Spelling nodded. "Yeah. I get no raspect from them at all. It's possitively irksom!"
"i KNOW! wE DON'T EVEN HAVE ANY Good expressions. 'The devil made me do it.' tHE DEVIL! oH, YES, GIVE ALL THE CREDIT TO THE DEVIL."
"Mef! Just because we aren't known about doesn't mean we should be ignored! SQID!"
"Sqid indeed, Mattie. Sqid indeed..."
Still sympathizing about disrespectful humans, the four demons slipped through a moonbeam and disappeared from the world.
The hunters stood looking at where their prey had been, the silence ringing in their ears.

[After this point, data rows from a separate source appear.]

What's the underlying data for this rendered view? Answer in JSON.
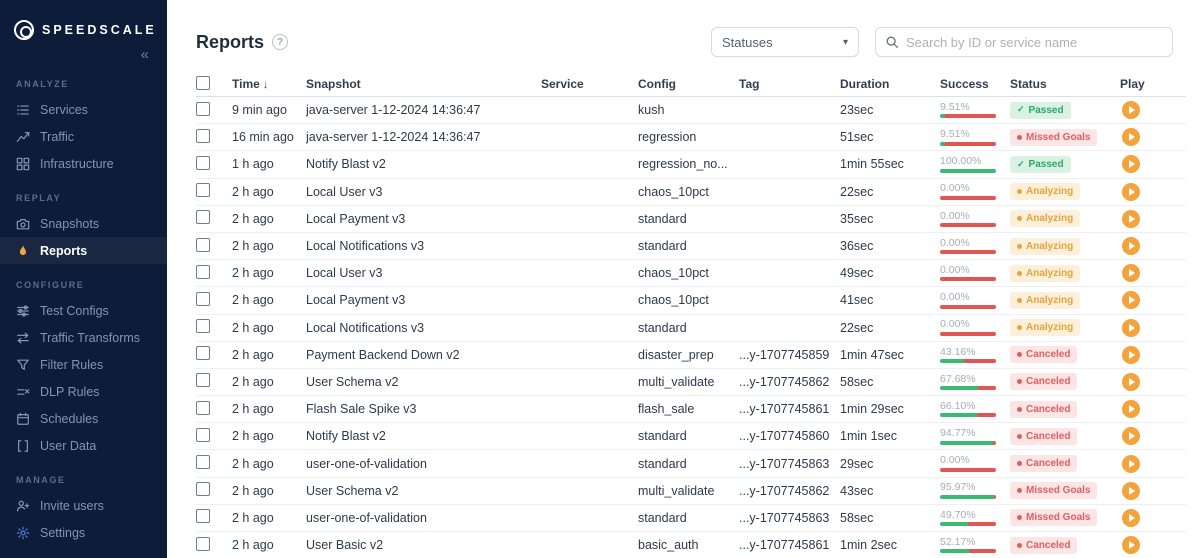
{
  "sidebar": {
    "logo": "SPEEDSCALE",
    "collapse": "«",
    "sections": [
      {
        "label": "ANALYZE",
        "items": [
          {
            "name": "services",
            "label": "Services",
            "icon": "services-icon"
          },
          {
            "name": "traffic",
            "label": "Traffic",
            "icon": "traffic-icon"
          },
          {
            "name": "infrastructure",
            "label": "Infrastructure",
            "icon": "infrastructure-icon"
          }
        ]
      },
      {
        "label": "REPLAY",
        "items": [
          {
            "name": "snapshots",
            "label": "Snapshots",
            "icon": "camera-icon"
          },
          {
            "name": "reports",
            "label": "Reports",
            "icon": "flame-icon",
            "active": true
          }
        ]
      },
      {
        "label": "CONFIGURE",
        "items": [
          {
            "name": "test-configs",
            "label": "Test Configs",
            "icon": "sliders-icon"
          },
          {
            "name": "traffic-transforms",
            "label": "Traffic Transforms",
            "icon": "transform-arrows-icon"
          },
          {
            "name": "filter-rules",
            "label": "Filter Rules",
            "icon": "funnel-icon"
          },
          {
            "name": "dlp-rules",
            "label": "DLP Rules",
            "icon": "dlp-icon"
          },
          {
            "name": "schedules",
            "label": "Schedules",
            "icon": "calendar-icon"
          },
          {
            "name": "user-data",
            "label": "User Data",
            "icon": "brackets-icon"
          }
        ]
      },
      {
        "label": "MANAGE",
        "items": [
          {
            "name": "invite-users",
            "label": "Invite users",
            "icon": "person-plus-icon"
          },
          {
            "name": "settings",
            "label": "Settings",
            "icon": "gear-icon"
          }
        ]
      }
    ]
  },
  "header": {
    "title": "Reports",
    "statuses": "Statuses",
    "search_placeholder": "Search by ID or service name"
  },
  "table": {
    "columns": [
      "Time",
      "Snapshot",
      "Service",
      "Config",
      "Tag",
      "Duration",
      "Success",
      "Status",
      "Play"
    ],
    "sort_icon": "↓",
    "rows": [
      {
        "time": "9 min ago",
        "snapshot": "java-server 1-12-2024 14:36:47",
        "service": "",
        "config": "kush",
        "tag": "",
        "duration": "23sec",
        "success": "9.51%",
        "success_pct": 9.51,
        "status": "Passed",
        "status_type": "passed"
      },
      {
        "time": "16 min ago",
        "snapshot": "java-server 1-12-2024 14:36:47",
        "service": "",
        "config": "regression",
        "tag": "",
        "duration": "51sec",
        "success": "9.51%",
        "success_pct": 9.51,
        "status": "Missed Goals",
        "status_type": "missed"
      },
      {
        "time": "1 h ago",
        "snapshot": "Notify Blast v2",
        "service": "",
        "config": "regression_no...",
        "tag": "",
        "duration": "1min 55sec",
        "success": "100.00%",
        "success_pct": 100,
        "status": "Passed",
        "status_type": "passed"
      },
      {
        "time": "2 h ago",
        "snapshot": "Local User v3",
        "service": "",
        "config": "chaos_10pct",
        "tag": "",
        "duration": "22sec",
        "success": "0.00%",
        "success_pct": 0,
        "status": "Analyzing",
        "status_type": "analyzing"
      },
      {
        "time": "2 h ago",
        "snapshot": "Local Payment v3",
        "service": "",
        "config": "standard",
        "tag": "",
        "duration": "35sec",
        "success": "0.00%",
        "success_pct": 0,
        "status": "Analyzing",
        "status_type": "analyzing"
      },
      {
        "time": "2 h ago",
        "snapshot": "Local Notifications v3",
        "service": "",
        "config": "standard",
        "tag": "",
        "duration": "36sec",
        "success": "0.00%",
        "success_pct": 0,
        "status": "Analyzing",
        "status_type": "analyzing"
      },
      {
        "time": "2 h ago",
        "snapshot": "Local User v3",
        "service": "",
        "config": "chaos_10pct",
        "tag": "",
        "duration": "49sec",
        "success": "0.00%",
        "success_pct": 0,
        "status": "Analyzing",
        "status_type": "analyzing"
      },
      {
        "time": "2 h ago",
        "snapshot": "Local Payment v3",
        "service": "",
        "config": "chaos_10pct",
        "tag": "",
        "duration": "41sec",
        "success": "0.00%",
        "success_pct": 0,
        "status": "Analyzing",
        "status_type": "analyzing"
      },
      {
        "time": "2 h ago",
        "snapshot": "Local Notifications v3",
        "service": "",
        "config": "standard",
        "tag": "",
        "duration": "22sec",
        "success": "0.00%",
        "success_pct": 0,
        "status": "Analyzing",
        "status_type": "analyzing"
      },
      {
        "time": "2 h ago",
        "snapshot": "Payment Backend Down v2",
        "service": "",
        "config": "disaster_prep",
        "tag": "...y-1707745859",
        "duration": "1min 47sec",
        "success": "43.16%",
        "success_pct": 43.16,
        "status": "Canceled",
        "status_type": "canceled"
      },
      {
        "time": "2 h ago",
        "snapshot": "User Schema v2",
        "service": "",
        "config": "multi_validate",
        "tag": "...y-1707745862",
        "duration": "58sec",
        "success": "67.68%",
        "success_pct": 67.68,
        "status": "Canceled",
        "status_type": "canceled"
      },
      {
        "time": "2 h ago",
        "snapshot": "Flash Sale Spike v3",
        "service": "",
        "config": "flash_sale",
        "tag": "...y-1707745861",
        "duration": "1min 29sec",
        "success": "66.10%",
        "success_pct": 66.1,
        "status": "Canceled",
        "status_type": "canceled"
      },
      {
        "time": "2 h ago",
        "snapshot": "Notify Blast v2",
        "service": "",
        "config": "standard",
        "tag": "...y-1707745860",
        "duration": "1min 1sec",
        "success": "94.77%",
        "success_pct": 94.77,
        "status": "Canceled",
        "status_type": "canceled"
      },
      {
        "time": "2 h ago",
        "snapshot": "user-one-of-validation",
        "service": "",
        "config": "standard",
        "tag": "...y-1707745863",
        "duration": "29sec",
        "success": "0.00%",
        "success_pct": 0,
        "status": "Canceled",
        "status_type": "canceled"
      },
      {
        "time": "2 h ago",
        "snapshot": "User Schema v2",
        "service": "",
        "config": "multi_validate",
        "tag": "...y-1707745862",
        "duration": "43sec",
        "success": "95.97%",
        "success_pct": 95.97,
        "status": "Missed Goals",
        "status_type": "missed"
      },
      {
        "time": "2 h ago",
        "snapshot": "user-one-of-validation",
        "service": "",
        "config": "standard",
        "tag": "...y-1707745863",
        "duration": "58sec",
        "success": "49.70%",
        "success_pct": 49.7,
        "status": "Missed Goals",
        "status_type": "missed"
      },
      {
        "time": "2 h ago",
        "snapshot": "User Basic v2",
        "service": "",
        "config": "basic_auth",
        "tag": "...y-1707745861",
        "duration": "1min 2sec",
        "success": "52.17%",
        "success_pct": 52.17,
        "status": "Canceled",
        "status_type": "canceled"
      }
    ]
  },
  "colors": {
    "sidebar_bg": "#0d1c38",
    "accent_orange": "#f2a33c",
    "success_green": "#3bbb72",
    "fail_red": "#e25555",
    "badge_green_bg": "#d9f2e4",
    "badge_red_bg": "#fbe5e5",
    "badge_orange_bg": "#fcf0da"
  }
}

"Well," said Ai cheerily, "I think that went well, don't you?"
Naomi laughed harshly. "Yeah, least damage yet."
"Not even a fence to repaint!" Kenji joined in.
There was another pause while Kenji and Naomi quieted down.
Koan shrugged. "See ya next time!"
The nine gave a chorused "goodnight," then paired off and separated -- Koan with Chikako, Tara with Kenji, Satoshi with Naomi, and Takashi and Ai. Soon Makoto was the last demon hunter, left standing in the middle of the night-darkened street.
"Guess it's just me and my rabid Takashi fangirl again!" He skipped off with SaturnActingChick by his side.